Sovereign States (in the UK, via an Act of Parliament, not less) do have the power to retrospectively strip privileges, and do so without compensation. But this is very rarely exercised. It was done decades ago in the UK with some nationalisation moves (nationalisation without compensation).

Administrator
Shoreham EGKA, United Kingdom

There is a lot of nonsense said on both sides.

On the UK side – it is completely within the power for the UK to to accept whatever they want after Brexit, not to have border controls at the Irish border, not to impose tariffs on imports from the EU, to continue to allow EU nationals through e-passport gates and in general continue as before. So imports do not have to be affected at all.

Of course, the EU can immediately do the opposite, so exports would be affected badly, or the EU could just continue as is while they figure out how to really do this (which is what the transition agreement really is).
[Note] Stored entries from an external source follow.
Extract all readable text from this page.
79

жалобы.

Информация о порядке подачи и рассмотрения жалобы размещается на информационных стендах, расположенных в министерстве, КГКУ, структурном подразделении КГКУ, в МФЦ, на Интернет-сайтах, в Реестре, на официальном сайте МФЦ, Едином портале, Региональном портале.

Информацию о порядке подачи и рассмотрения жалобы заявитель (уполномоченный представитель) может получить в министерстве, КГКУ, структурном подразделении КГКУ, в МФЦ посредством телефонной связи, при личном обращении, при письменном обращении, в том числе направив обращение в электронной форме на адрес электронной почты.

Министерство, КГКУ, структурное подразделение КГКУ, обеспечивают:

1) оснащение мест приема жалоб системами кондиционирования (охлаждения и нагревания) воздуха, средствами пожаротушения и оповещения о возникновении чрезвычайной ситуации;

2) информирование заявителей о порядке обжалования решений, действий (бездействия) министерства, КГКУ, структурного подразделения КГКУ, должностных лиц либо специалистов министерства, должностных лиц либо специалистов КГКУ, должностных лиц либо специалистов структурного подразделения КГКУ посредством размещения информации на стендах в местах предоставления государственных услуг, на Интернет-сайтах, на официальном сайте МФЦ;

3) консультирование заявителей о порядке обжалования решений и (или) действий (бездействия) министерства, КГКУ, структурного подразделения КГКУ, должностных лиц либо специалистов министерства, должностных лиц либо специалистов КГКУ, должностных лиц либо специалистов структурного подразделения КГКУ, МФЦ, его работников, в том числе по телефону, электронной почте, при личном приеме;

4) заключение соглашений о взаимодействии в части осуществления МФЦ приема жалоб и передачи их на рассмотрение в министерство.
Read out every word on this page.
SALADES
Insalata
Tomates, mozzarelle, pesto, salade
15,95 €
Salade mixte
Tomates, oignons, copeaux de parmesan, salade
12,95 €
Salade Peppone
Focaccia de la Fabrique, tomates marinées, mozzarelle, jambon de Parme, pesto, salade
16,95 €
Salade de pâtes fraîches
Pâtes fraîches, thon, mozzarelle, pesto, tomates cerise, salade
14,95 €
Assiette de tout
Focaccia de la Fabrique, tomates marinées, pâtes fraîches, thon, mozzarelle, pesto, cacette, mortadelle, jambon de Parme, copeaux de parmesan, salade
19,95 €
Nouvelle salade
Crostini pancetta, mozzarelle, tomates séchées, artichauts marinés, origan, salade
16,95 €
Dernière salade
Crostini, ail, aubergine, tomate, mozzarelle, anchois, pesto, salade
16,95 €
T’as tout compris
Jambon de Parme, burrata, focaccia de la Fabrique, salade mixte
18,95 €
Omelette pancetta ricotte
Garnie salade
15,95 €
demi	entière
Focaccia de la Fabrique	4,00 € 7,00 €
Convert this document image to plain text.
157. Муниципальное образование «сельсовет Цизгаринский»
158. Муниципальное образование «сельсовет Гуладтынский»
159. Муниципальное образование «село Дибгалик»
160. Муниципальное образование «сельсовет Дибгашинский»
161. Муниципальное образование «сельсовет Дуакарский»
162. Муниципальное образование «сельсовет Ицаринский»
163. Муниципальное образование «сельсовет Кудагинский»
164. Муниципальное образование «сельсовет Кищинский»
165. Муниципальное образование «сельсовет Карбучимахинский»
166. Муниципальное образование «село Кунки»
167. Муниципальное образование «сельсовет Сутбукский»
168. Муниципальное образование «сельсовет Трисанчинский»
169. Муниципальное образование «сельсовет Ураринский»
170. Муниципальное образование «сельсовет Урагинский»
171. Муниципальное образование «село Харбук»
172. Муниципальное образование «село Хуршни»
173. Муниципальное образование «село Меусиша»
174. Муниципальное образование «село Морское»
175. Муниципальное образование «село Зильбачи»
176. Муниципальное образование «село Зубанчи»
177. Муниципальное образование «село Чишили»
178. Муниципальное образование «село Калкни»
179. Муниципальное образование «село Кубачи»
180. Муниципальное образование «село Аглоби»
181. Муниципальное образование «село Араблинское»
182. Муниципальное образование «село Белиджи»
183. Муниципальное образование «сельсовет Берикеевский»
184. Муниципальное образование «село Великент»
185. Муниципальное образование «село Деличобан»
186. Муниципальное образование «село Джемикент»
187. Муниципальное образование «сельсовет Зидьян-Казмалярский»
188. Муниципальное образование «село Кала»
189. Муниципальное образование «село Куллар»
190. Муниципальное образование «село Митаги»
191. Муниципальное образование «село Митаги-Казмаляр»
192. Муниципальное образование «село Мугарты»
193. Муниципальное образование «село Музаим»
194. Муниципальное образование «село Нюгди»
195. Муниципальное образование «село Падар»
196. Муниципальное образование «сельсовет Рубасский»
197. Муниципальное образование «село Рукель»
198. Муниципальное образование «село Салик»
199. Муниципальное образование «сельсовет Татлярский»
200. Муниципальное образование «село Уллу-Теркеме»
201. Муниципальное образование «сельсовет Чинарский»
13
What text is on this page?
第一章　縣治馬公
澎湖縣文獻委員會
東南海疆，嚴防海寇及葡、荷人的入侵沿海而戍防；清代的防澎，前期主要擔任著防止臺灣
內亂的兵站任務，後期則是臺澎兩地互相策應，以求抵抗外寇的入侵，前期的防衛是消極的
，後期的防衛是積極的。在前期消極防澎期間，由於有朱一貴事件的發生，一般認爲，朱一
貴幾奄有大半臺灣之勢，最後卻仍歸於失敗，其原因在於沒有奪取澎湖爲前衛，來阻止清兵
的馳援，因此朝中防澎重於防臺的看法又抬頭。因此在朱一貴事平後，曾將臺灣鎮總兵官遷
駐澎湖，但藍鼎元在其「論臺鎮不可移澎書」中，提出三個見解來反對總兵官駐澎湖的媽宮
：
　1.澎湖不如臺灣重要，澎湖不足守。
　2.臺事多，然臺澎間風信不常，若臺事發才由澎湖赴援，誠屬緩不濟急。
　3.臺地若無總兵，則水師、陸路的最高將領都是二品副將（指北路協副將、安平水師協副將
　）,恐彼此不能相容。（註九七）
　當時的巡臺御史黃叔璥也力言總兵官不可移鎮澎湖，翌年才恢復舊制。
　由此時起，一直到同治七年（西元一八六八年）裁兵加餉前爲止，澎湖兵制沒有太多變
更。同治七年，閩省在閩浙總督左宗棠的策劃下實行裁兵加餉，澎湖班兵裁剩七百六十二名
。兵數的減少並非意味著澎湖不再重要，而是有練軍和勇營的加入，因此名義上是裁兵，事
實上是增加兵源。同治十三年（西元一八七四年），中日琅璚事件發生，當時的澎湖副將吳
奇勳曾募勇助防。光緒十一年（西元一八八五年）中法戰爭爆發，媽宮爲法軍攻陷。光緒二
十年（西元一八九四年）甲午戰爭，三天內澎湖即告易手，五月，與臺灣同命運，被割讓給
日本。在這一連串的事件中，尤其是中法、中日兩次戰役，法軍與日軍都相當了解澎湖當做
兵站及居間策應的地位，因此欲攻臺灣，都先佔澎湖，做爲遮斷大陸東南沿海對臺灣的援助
A fantastic example is passport controls and visa requirements. It has not been a problem to have Swiss being treated like EU nationals well before they joined Schengen, visa-free travel arrangements on intra-European travel pre-date the EU membership of many countries. Abandoning this is not a requirement, it is blustering, and needlessly inconveniencing travellers to make a point.

What we are seeing now is a bit of brinkmanship on both sides, which could descend into some silly trade war.

The “CEO of a major supermarket chain” may well be right, though. If the general population fears food shortages and starts to hoard, supply chains will collapse quickly even before anything happens… as usual, the panic buying is worse than the (non-)shortage.

Biggin Hill

Airborne_Again wrote:

However, EASA has issued a statement (linked to by Hurricane earlier in this thread) which says that any “certificates” issued by the UK will cease to be valid if and when the UK leaves EASA.

Valid for what and where?

For private flying in domestic airspace, I don’t see why an X-AA can’t allow you to fly a Z-reg aircraft on a Y-licence in their X-airspace?
For commercial/foreign flying, I agree this is where all the fun begins

Paris/Essex, France/UK, United Kingdom

That’s correct; the main scenario (e.g. a G-reg owner flying it on UK CAA papers) will not be affected; you still have the usual worldwide privileges (noncommercial, etc).

The suggestion posted today is that IR exams done in the UK may not be valid after brexit. My view is that those exam passes are EASA-compliant and that’s it. There could well be a problem if you didn’t pass them all before the brexit date, and I reckon CATS etc are going to be worried, rightly or wrongly, about a lot of students disappearing as the date approaches.